Albert C. Persons (author and photographer). “How Images Are Created,” The True Selma Story, Sex and Civil Rights, 1965. 11 x 17 in. Collection of Civil Rights Archive/CADVC-UMBC, Baltimore, MD. 2005.44. By the early 1960s, many white southerners charged that photographs of racial conflicts in the mainstream media were faked or that written explanations of them were riddled with inaccuracies or lies. In 1965, Albert C. Persons, managing editor of a small Alabama newspaper, offered this analysis of the coverage of Birmingham. He asserts that northern newspapers and magazines, chiefly Time and Life, engaged in unscrupulous picture editing, disregarding all but those photographs that appeared to support allegations of police brutality.

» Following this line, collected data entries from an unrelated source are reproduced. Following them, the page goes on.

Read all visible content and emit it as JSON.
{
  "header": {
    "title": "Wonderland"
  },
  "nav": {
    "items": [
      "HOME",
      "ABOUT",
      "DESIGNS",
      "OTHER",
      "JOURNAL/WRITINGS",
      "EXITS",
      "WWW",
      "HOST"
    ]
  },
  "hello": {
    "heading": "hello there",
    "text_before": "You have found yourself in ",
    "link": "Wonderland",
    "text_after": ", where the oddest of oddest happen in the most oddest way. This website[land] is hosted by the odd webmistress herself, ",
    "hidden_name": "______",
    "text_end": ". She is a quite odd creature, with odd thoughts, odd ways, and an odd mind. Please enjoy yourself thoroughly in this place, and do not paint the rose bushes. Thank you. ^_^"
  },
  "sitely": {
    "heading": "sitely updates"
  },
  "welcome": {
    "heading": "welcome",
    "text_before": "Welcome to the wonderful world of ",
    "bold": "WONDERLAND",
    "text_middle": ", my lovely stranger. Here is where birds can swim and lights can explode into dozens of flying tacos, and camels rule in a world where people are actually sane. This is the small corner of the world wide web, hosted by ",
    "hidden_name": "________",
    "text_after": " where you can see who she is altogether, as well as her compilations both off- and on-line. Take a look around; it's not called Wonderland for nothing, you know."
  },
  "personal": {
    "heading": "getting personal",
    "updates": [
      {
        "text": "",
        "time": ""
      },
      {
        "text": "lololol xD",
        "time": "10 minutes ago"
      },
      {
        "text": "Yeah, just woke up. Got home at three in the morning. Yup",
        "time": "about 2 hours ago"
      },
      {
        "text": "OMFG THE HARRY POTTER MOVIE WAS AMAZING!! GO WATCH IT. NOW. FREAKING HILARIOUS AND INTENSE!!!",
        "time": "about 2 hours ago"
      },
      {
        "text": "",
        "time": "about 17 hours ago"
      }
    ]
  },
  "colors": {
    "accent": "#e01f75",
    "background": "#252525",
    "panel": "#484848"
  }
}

TV Still: Breakthrough in Birmingham, CBS News, 1963. Courtesy CBS News Archives. The modern movement embraced television, sooner and with greater intensity than any other political group, because they understood its ability to get through to the “huge camp of the uncommitted,” as the New York Times noted in 1963, and thus to shift national sentiment toward their cause. Civil rights organizations mastered the medium—from the rigorous timing and staging of protests to carefully planned news conferences, speeches, and public appearances. What the national movement wanted and achieved in Birmingham was the graphic, ongoing evidence of the brutality of segregationists without serious injury to black protestors. This clip from a 1963 CBS News documentary suggests the visual and sensory power of these images—pictures credited by Atlanta Constitution in 1964 with “creating a momentum forceful enough to push the Civil Rights Act through Congress.”